Historic veterans cemetery in New Hanover County, North Carolina

Wilmington National Cemetery is a United States National Cemetery located in the city of Wilmington, in New Hanover County, North Carolina. Administered by the United States Department of Veterans Affairs, it encompasses 5.1 acre, and as of the end of 2005, had over 6,000 interred remains.

== History ==
In 1867, the land for Wilmington National Cemetery was purchased by the federal government. Most of the original interments were remains moved from Wilmington City Cemetery and nearby forts, such as Fort Fisher. By 1870 there were over 2,000 interments.
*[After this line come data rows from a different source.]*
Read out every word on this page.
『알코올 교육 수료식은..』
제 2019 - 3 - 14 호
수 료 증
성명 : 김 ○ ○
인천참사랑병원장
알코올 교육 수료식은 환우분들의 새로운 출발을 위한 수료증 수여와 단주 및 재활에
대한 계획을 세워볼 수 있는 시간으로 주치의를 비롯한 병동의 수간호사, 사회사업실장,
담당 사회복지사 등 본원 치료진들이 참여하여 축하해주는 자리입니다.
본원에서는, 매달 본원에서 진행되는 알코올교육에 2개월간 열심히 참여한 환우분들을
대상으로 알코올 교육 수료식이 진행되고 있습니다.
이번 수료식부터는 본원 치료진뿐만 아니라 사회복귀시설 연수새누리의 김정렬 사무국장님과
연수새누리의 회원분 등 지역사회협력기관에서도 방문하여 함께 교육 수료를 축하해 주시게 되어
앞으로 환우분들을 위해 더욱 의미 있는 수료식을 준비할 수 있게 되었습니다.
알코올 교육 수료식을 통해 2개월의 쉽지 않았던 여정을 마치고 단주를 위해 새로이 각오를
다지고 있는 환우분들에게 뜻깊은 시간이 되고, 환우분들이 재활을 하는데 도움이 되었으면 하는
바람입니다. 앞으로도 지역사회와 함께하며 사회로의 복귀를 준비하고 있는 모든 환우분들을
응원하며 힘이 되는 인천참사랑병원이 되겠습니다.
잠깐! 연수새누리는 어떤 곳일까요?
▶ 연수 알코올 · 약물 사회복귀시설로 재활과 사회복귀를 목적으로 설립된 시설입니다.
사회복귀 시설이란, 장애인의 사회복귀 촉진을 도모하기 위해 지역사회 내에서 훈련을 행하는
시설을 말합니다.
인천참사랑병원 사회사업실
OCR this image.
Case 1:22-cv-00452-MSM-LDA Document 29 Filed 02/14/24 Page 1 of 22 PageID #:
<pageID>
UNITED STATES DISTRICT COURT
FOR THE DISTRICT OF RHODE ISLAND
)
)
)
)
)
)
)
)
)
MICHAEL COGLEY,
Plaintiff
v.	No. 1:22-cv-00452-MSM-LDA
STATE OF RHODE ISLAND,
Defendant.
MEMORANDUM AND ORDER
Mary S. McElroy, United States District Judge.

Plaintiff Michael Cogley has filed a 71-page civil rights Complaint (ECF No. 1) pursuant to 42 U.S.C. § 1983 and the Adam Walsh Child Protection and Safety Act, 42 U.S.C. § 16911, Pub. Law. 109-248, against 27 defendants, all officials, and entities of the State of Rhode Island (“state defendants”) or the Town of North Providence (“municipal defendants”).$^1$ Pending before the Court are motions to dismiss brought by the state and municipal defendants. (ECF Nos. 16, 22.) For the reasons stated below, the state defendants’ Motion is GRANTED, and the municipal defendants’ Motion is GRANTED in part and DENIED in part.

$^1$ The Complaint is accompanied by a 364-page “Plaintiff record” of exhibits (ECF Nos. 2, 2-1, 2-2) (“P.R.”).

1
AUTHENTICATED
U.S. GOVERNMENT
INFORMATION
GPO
In 1918, there was an outbreak of influenza on board a ship docked at the Cape Fear River which was carrying a group of Puerto Rican laborers to Fayetteville, North Carolina to aid in the construction of Camp Bragg. Twenty-eight of the laborers died from the disease and were interred at Wilmington National Cemetery.

Wilmington National Cemetery was listed on the National Register of Historic Places in 1997.

== Notable interments ==
- John S. W. Eagles (c. 1843–1901), soldier and politician
- George "Possum" Whitted (1890–1962), major league baseball player, World War I veteran.

There is one British Commonwealth war grave, of a Royal Artillery Gunner of World War II.